The company has raised a total of $7.6 million. However, in addition to the $5.1 million in Series A funding, Appboy previously raised $2.5 million via convertible note seed financings, which have now converted.
While a number of companies from the earlier days of the mobile app ecosystem have focused on helping app developers acquire new users, Appboy is about taking the next step. It helps companies keep their users by offering a suite of tools that enable companies to better understand their user demographics, so they can engage them in a timely fashion through in-app messages, push notifications and even email.
“It’s not an acquisition game anymore.

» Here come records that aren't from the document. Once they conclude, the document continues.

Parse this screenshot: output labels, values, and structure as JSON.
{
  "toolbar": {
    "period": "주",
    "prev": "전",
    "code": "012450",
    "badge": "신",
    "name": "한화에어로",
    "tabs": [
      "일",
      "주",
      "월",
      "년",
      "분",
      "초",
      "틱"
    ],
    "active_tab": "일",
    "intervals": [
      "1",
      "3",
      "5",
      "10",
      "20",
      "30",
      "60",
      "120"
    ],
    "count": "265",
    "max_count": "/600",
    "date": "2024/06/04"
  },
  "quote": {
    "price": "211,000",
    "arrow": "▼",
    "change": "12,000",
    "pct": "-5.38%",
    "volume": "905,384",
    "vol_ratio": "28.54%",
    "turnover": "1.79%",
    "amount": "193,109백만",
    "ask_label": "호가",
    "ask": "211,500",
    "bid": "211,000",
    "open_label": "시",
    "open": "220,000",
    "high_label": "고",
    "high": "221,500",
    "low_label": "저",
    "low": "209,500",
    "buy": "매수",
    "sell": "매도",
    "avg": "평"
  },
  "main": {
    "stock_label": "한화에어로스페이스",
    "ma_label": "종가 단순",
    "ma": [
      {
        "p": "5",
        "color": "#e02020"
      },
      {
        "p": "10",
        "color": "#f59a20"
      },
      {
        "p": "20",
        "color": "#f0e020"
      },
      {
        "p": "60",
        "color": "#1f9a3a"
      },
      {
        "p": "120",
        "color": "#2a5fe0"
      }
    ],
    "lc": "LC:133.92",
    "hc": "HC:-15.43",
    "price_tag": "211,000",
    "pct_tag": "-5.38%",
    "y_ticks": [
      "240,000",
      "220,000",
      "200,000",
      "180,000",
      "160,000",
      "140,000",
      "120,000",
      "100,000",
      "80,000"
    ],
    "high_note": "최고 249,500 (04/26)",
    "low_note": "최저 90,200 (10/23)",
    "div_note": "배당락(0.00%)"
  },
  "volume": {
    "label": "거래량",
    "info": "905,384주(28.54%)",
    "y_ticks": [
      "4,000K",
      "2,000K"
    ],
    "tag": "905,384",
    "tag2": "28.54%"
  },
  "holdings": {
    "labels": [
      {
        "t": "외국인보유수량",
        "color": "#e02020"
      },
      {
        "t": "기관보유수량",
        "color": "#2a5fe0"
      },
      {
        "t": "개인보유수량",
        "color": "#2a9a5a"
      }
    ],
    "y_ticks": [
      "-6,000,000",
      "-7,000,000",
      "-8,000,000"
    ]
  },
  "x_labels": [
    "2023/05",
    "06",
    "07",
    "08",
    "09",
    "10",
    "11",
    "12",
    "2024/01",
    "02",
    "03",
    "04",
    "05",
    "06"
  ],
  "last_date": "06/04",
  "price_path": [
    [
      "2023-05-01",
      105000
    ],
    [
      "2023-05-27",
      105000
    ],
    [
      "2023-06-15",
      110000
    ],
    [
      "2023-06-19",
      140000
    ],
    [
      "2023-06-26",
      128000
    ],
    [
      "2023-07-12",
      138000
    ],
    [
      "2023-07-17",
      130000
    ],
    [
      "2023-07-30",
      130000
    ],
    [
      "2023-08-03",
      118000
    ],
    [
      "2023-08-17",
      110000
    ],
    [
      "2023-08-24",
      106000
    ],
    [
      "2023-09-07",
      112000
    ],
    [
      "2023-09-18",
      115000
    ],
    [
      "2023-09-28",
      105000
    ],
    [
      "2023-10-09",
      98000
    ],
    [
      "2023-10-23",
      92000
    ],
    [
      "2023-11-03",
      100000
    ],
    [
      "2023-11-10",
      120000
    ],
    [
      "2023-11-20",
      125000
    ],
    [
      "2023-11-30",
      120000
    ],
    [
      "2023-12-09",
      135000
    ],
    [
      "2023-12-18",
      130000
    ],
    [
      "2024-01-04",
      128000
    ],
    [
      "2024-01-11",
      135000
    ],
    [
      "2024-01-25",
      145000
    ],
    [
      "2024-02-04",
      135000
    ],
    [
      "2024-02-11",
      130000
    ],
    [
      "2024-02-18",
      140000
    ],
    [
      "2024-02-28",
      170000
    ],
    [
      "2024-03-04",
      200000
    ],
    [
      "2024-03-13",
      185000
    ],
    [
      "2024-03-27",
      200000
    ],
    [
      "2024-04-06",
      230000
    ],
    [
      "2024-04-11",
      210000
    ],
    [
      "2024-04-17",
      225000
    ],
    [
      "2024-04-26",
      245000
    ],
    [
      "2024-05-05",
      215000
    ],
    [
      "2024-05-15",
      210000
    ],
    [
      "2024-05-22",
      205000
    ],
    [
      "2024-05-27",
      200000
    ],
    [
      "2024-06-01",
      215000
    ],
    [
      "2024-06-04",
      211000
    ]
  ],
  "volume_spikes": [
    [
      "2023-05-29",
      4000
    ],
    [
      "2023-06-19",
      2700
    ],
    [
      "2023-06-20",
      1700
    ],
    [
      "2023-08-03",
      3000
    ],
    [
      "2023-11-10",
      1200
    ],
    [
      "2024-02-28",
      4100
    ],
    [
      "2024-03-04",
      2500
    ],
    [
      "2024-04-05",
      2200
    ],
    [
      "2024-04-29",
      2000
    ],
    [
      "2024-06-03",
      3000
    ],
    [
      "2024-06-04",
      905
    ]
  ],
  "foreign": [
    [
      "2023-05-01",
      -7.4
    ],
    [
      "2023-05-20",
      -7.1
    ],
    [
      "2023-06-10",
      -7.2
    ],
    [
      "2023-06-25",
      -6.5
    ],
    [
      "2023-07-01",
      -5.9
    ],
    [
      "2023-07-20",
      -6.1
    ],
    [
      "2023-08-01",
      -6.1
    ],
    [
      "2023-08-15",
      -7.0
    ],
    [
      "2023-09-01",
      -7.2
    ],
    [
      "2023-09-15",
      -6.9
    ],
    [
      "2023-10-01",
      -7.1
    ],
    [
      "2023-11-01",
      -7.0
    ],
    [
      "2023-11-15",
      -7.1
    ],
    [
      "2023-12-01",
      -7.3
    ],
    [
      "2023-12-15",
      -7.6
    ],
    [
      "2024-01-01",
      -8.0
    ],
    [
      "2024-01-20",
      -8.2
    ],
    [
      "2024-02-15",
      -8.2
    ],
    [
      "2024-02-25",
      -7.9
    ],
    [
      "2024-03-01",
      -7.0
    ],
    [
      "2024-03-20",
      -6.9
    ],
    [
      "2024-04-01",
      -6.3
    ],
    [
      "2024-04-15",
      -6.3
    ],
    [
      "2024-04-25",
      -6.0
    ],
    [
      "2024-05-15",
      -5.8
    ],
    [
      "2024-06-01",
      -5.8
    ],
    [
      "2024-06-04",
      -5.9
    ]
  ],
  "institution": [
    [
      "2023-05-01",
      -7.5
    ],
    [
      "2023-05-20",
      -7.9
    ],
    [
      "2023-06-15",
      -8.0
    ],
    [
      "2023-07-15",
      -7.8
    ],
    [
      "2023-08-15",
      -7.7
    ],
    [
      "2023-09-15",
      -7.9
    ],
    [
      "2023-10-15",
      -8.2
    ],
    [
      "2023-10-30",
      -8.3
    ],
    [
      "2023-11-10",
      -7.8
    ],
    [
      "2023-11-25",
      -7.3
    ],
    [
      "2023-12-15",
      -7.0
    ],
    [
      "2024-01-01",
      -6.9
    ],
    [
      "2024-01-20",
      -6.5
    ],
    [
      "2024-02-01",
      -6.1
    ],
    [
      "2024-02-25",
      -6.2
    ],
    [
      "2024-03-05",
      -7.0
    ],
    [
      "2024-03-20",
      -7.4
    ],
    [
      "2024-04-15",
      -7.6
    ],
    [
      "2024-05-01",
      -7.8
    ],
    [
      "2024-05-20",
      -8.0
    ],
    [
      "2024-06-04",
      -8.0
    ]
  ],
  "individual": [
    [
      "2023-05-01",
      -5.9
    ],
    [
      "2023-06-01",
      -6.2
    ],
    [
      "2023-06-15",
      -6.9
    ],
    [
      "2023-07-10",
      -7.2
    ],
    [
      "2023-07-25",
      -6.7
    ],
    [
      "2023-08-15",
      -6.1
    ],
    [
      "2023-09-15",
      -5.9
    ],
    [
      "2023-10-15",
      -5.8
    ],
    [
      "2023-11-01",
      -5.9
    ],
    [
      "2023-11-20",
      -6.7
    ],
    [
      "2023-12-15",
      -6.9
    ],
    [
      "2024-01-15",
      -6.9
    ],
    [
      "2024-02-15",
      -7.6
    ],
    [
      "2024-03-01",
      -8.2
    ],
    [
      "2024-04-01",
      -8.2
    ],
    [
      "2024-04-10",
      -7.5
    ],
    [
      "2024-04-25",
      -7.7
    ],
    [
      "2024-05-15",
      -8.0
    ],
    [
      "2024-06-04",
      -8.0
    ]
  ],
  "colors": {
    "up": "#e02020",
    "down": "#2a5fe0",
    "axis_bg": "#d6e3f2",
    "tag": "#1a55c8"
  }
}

I really believe 2014 will be about user engagement, retention – those kind of numbers – rather than how many downloads you had,” says Appboy co-founder and CEO Mark Ghermezian.
Once integrated into an app, Appboy’s platform immediately begins creating a rich profile on all the app’s users. Ghermezian explains that it’s not really an analytics platform, despite some similarities, but a mobile user management platform.
“If you want all the different, crazy charts, we’re not that,” he says. “But if you want to understand your users down to a per-user level, and manage all your communication with them…that’s what we are.”
The company has already found traction with some well-known app publishers on the App Store, including textPlus, Pic Stitch, GSN (Game Show Network), Urban Outfitters, and a variety of digital magazines through a channel partnership with Mag+.
After user profiles are created, Appboy offers multi-messaging marketing tools that let its customers choose how and when specific groups of users are contacted through push notifications, messages within the app, or via emails. The company also provides a “news feed”-like product that developers can place in their apps, too, which allows them to keep users updated on things like new friends or comments, new features, new activity, and other alerts. Though a relatively new product at Appboy, app makers are already seeing 25-30 percent clickthrough rates in the news feed, says Ghermezian.
The founder believes that Appboy is the next evolution in marketing automation tools. He references companies like Buddy Media (whose founder has now invested in Appboy), ExactTarget, Radian6 and Marketo as examples of companies (several acquired by Salesforce) that focus on various aspects of online marketing, but points out that none offer a mobile solution.
Appboy, meanwhile, is designed not for the developers or the data scientists who pore over the charts and graphs from analytics providers, but for the marketing crowd. The dashboard lets its customers create campaigns using simple tools that slice and dice a larger audience into specific groups based on several factors, including demographics, social profile data, in-app behaviors, in-app purchases and more. That way, app marketers can target groups like “recently lapsed” users or “high spenders” or “passionate fans” in personalized, unique ways.
The suite also offers tools that help keep an app’s bugs and glitches from tanking App Store rankings, by redirecting potentially negative app reviews to in-app feedback forms instead, and integrating with other systems like Zendesk, desk.com, and UserVoice.
Appboy will use the new funding to grow its sales and marketing teams, as well as get more aggressive with its own marketing, and it will begin to look into internationalization efforts, too. The now 30-person company has already doubled in size from the beginning of the year.
Along with the funding announcement, Appboy relaunched its website with a refreshed look and new brand, and adjusted pricing so it’s now 1 cent per user profile for companies with up to 100,000 app users, then custom pricing for larger publishers.
Also with the new investment, the plan is to continue to improve upon Appboy’s various tools. For example, the company added location to its segmentation product last week. Soon, it will be doing more with the news feed, too, by offering a variety of templated “cards” (calls to action) for things like feedback, surveys, increasing purchases and more. And longer-term, Appboy could take advice offered by its “Success Squad” staff, who help Appboy’s bigger clients, and turn that into actionable tips and advice and even automation within the core product itself.
“I want my Success Squad to be living inside the dashboard,” says Ghermezian. “Whoever automates this is going to win.”